Discovery Sagaサイレントキーワード俯瞰

During the first year, work on the tasks (a) to (c) announced in the plan have been pursued in parallel.
(a) Casting string edit distances into vector spaces. Review on 1-D clustering and multidimensional scaling. Reading and programmation of metrics ('mutual information score') to measure the difference between analogical grids.
(b) Adapting existing algorithms for arithmetic analogy on integer values to real values. Study on distributions of values in word embedding models. Findings: the distribution is Gaussian on one dimension. This poses a problem: no clustering method can be applied to separate values on one dimension. Study on correlations of dimensions in word embedding models. Findings: some dimensions are correlated in subspaces. This allows some dimensionality reduction.
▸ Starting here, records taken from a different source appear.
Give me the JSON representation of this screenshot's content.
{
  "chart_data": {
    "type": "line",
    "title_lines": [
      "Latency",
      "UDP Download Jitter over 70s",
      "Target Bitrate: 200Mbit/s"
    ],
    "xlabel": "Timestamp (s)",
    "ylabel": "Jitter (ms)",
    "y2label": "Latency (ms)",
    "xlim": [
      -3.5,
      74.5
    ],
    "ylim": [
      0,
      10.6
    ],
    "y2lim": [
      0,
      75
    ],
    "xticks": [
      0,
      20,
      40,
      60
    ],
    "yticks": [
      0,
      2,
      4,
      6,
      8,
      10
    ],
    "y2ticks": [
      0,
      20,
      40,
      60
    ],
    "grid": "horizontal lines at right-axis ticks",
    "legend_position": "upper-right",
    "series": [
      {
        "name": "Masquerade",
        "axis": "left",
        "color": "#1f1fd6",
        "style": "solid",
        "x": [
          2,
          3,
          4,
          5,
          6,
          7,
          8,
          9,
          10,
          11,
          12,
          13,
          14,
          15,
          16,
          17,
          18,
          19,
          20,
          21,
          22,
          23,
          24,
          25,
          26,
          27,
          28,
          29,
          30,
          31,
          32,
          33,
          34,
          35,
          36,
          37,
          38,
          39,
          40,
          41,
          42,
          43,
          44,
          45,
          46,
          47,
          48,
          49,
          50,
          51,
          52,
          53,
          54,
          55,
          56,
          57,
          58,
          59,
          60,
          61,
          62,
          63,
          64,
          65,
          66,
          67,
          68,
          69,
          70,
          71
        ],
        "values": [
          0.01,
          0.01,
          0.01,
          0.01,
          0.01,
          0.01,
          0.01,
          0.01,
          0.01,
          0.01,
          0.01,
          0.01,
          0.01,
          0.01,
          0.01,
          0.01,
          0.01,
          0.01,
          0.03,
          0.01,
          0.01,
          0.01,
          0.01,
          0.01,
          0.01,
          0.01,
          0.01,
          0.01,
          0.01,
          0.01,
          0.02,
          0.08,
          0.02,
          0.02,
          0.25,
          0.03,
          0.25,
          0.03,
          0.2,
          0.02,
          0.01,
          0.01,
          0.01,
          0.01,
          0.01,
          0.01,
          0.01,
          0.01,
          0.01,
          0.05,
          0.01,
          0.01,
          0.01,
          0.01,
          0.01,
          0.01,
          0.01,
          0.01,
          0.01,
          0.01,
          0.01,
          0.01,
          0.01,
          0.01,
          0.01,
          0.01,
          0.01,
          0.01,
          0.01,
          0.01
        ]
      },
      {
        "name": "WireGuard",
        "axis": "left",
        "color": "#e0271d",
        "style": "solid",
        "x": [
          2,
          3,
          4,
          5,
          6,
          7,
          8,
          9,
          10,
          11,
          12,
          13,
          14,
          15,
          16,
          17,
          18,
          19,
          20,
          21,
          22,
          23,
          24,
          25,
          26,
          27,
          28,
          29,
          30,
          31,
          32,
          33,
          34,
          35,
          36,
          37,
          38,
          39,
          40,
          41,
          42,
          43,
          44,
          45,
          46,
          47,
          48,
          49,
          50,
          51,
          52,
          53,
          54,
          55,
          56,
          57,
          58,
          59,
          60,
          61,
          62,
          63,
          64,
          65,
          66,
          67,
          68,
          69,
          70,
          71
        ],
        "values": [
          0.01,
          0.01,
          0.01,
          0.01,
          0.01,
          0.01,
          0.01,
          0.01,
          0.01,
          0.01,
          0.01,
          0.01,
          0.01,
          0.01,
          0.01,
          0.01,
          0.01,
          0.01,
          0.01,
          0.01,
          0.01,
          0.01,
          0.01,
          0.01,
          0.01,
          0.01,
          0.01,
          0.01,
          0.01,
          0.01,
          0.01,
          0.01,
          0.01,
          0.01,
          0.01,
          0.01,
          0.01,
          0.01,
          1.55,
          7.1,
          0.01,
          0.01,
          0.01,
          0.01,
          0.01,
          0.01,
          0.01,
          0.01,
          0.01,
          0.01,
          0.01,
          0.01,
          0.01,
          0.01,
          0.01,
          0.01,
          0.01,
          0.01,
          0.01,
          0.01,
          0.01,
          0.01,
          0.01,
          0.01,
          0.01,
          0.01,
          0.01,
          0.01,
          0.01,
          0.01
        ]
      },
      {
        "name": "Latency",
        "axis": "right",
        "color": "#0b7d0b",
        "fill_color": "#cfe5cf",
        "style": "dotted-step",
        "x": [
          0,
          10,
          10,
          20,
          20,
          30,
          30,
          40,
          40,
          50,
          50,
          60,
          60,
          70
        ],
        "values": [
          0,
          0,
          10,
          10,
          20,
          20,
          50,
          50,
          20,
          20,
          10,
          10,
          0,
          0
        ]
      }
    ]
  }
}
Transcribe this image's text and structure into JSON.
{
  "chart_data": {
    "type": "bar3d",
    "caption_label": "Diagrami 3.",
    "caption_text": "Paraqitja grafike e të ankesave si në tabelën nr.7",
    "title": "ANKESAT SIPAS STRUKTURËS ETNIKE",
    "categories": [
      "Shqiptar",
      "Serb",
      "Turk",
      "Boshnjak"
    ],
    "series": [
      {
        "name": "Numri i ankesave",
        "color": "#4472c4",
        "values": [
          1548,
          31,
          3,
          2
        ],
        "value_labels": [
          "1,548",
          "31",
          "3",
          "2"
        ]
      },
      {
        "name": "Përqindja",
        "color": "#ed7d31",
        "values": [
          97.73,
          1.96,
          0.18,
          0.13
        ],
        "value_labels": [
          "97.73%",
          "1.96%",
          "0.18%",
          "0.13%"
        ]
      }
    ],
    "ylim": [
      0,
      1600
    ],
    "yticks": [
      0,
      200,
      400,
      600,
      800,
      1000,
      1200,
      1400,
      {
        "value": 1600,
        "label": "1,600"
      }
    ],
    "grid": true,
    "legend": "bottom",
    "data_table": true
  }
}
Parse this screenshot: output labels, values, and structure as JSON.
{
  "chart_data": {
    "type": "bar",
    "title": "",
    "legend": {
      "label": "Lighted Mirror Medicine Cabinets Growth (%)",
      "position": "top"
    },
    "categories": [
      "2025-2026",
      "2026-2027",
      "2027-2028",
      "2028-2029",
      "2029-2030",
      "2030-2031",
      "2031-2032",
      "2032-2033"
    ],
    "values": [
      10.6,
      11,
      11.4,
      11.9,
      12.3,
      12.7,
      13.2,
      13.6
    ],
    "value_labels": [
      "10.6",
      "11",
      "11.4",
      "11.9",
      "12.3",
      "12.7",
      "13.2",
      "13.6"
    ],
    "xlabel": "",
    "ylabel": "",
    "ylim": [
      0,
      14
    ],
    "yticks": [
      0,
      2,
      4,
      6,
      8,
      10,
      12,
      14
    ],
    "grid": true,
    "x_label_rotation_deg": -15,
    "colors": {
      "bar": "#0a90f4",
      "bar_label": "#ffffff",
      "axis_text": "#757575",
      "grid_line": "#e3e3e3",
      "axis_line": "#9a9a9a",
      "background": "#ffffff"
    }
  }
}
(c) Parallelising existing algorithms. Use of the mathematical library numpy in existing programs. A master's student was hired in August and September. Results: speed-up in retrieval of analogical clusters.
Work on extraction of all analogies from a word space. As many semantic phenomena are realised formally in language (e.g., the opposition male/female is expressed by suffixes -er/-ress), start with regular patterns like waiter : waitress :: mister : mistress, etc. and extend to vector representations to catch irregular patterns like king : queen. First experiments in local.
A study on retrieval of all possible formal analogies between sentences at different granularities has been conducted. Only analogies on the formal level were retrieved, but a journal paper has been published.